Informacoes sobre ordens
| Nome do Produto | Numero de Catalogo | UNID | Preco | Qde | FAVORITOS | |
mAChR M1 Plasmídeo duplo de Nickase (h) | sc-401453-NIC | 20 µg | $410.00 | |||
mAChR M1 Plasmídeo duplo de Nickase (h2) | sc-401453-NIC-2 | 20 µg | $410.00 |
CHRM1 codifica o recetor muscarínico humano de acetilcolina M1 (mAChR M1), um recetor acoplado à proteína G que sinaliza principalmente através de Gq/11 para ativar a fosfolipase Cβ, aumentar o Ca²⁺ intracelular e estimular programas transcricionais dependentes de PKC. O mAChR M1 modula a excitabilidade neuronal, a plasticidade sináptica e a regulação colinérgica de circuitos corticais e hipocampais, com funções adicionais no músculo liso periférico e em tecidos secretores. A ativação a jusante de vias como MAPK/ERK e sinais associados à PI3K liga a atividade de CHRM1 a alterações na expressão génica, no metabolismo celular e na dinâmica de dessensibilização/internalização do recetor. A desregulação da sinalização colinérgica envolvendo CHRM1 tem sido estudada no contexto de fenótipos cognitivos e neuropsiquiátricos, bem como de alterações mais amplas em vias de GPCR observadas em modelos celulares relevantes para doenças.
mAChR M1 O Plasmídeo de Nickase Dupla (h) consiste num par de plasmídeos combinados, concebidos para a edição de alta especificidade do locus CHRM1 em linhas celulares human.
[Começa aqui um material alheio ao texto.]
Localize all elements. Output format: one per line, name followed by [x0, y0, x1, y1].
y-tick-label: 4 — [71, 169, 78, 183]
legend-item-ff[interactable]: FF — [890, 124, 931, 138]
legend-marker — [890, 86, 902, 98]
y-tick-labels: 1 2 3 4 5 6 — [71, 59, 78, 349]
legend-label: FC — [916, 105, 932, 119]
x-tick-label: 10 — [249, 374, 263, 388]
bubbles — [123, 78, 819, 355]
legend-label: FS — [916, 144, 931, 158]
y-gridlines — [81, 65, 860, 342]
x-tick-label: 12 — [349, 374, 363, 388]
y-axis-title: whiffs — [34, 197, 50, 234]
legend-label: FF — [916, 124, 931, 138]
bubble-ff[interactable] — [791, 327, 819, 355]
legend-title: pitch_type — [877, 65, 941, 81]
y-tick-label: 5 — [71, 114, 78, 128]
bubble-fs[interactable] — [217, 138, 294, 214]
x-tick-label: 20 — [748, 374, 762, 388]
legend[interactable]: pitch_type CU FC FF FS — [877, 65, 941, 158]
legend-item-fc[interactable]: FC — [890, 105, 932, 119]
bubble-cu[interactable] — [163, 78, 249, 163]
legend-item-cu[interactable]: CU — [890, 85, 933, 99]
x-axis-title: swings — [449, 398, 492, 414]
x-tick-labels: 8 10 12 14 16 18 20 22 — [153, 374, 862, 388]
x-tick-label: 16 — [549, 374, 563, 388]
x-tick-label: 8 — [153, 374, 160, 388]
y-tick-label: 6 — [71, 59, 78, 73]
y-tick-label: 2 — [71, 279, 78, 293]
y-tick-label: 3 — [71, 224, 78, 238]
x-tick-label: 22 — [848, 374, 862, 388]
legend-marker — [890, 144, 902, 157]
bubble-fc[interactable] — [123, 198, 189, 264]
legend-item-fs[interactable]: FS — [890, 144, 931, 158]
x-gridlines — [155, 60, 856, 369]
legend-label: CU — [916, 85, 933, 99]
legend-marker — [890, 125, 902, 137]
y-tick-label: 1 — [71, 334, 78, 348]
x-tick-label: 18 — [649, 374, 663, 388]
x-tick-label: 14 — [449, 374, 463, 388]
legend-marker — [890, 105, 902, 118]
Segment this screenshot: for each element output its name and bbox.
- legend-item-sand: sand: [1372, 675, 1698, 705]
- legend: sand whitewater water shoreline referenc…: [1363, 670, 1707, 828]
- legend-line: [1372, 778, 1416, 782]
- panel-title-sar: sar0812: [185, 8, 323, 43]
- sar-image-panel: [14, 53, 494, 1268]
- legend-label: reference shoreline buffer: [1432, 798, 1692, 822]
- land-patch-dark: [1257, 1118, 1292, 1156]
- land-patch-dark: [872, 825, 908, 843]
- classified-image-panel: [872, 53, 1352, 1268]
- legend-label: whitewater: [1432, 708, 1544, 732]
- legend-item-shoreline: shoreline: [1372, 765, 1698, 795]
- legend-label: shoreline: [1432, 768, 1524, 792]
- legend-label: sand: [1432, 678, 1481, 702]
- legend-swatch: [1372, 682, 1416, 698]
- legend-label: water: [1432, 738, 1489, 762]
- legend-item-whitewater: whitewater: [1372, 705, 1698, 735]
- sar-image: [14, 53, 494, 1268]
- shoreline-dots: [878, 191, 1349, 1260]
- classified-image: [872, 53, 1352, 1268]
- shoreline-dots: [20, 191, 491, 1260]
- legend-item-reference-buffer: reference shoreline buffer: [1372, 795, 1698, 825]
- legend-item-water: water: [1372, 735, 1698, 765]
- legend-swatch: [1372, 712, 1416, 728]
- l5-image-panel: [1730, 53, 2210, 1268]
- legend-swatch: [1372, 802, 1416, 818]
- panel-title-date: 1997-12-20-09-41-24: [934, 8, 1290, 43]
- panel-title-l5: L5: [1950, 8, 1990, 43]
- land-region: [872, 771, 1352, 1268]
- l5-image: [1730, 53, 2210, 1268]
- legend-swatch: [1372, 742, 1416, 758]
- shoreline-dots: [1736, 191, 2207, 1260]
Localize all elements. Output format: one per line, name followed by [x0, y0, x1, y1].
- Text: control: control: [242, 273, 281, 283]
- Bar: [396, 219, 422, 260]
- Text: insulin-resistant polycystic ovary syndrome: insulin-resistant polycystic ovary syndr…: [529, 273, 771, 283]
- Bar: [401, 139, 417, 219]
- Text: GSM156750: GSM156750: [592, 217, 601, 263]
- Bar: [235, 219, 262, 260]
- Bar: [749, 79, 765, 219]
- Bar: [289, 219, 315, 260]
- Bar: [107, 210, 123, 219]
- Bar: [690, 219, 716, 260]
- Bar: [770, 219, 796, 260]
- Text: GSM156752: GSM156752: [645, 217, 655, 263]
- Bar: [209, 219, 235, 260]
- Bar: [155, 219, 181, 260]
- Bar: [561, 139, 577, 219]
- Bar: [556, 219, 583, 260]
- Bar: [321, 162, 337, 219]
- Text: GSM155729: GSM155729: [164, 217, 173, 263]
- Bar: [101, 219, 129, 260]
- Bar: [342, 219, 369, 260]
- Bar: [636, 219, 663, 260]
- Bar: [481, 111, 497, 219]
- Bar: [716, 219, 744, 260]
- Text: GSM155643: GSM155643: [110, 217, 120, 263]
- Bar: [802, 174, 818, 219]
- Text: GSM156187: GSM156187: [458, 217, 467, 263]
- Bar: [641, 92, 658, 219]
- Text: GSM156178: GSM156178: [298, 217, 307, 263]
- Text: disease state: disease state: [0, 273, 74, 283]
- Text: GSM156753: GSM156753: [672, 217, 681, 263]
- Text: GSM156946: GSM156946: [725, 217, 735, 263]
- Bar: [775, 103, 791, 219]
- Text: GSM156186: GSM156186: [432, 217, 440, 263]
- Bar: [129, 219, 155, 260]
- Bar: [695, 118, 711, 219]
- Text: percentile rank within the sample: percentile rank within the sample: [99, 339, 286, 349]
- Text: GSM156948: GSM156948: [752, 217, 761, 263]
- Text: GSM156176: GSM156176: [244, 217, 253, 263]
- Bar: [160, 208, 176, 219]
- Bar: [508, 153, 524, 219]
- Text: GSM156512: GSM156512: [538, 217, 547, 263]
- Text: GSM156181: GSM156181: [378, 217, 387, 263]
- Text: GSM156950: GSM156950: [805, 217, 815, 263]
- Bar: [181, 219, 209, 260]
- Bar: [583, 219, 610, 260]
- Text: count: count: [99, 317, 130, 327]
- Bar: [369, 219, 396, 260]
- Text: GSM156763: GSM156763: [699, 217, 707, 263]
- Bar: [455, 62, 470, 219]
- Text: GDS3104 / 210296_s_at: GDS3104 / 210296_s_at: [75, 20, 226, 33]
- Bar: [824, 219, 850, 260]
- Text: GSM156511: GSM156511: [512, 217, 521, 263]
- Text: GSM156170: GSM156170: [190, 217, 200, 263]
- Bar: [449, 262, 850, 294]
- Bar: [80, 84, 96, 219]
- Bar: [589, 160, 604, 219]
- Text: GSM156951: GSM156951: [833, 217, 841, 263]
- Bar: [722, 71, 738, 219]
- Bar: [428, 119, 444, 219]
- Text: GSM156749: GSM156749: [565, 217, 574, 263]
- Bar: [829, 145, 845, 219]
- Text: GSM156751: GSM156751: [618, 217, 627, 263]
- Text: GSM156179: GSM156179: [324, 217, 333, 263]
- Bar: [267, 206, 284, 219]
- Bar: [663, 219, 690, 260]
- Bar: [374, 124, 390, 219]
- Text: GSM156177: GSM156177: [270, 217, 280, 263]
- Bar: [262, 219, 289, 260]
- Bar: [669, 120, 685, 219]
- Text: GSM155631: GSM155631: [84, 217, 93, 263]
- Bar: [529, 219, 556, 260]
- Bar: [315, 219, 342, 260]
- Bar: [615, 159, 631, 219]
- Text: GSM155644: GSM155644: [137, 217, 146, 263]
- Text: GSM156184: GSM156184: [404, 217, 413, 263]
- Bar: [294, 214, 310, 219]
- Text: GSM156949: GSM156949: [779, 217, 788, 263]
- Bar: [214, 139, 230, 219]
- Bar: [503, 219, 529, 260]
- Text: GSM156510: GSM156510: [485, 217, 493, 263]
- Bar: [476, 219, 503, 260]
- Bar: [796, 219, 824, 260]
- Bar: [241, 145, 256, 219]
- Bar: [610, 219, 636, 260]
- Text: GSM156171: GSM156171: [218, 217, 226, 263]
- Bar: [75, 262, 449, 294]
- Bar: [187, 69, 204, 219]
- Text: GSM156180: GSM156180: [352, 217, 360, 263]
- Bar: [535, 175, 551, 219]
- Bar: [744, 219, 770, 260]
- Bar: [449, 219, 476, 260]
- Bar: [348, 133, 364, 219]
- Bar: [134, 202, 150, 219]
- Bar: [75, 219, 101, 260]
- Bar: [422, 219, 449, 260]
Cada plasmídeo expressa uma nickase Cas9 D10A e um sgRNA distinto que tem como alvo cadeias de ADN opostas dentro de CHRM1. Quando direcionadas para locais adjacentes em cadeias de ADN opostas, as duas nickases geram cortes deslocados numa única cadeia que, em conjunto, produzem uma quebra escalonada de cadeia dupla, exigindo uma atividade coordenada no alvo por parte de ambas as guias. A quebra de ADN resultante é resolvida por vias de reparação celular endógenas, mais frequentemente através da junção de extremidades não homólogas (NHEJ), levando a inserções ou deleções que perturbam a função CHRM1. Ao exigir o envolvimento de dois sgRNA no locus alvo, a abordagem de dupla nickase aumenta a especificidade da edição e fornece uma estratégia CRISPR complementar para aplicações em que se deseja um controlo adicional sobre a precisão do direcionamento.
Para apoiar a identificação eficiente das células editadas, um plasmídeo codifica GFP para visualização fluorescente das populações transfectadas, enquanto o plasmídeo complementar transporta um gene de resistência à puromicina para seleção antibiótica. Em conjunto, estas características apoiam o enriquecimento eficiente das populações co-transfectadas e simplificam a validação dos clones com CHRM1 interrompido.
Apenas para uso em investigação. Não se destina a uso diagnóstico ou terapêutico.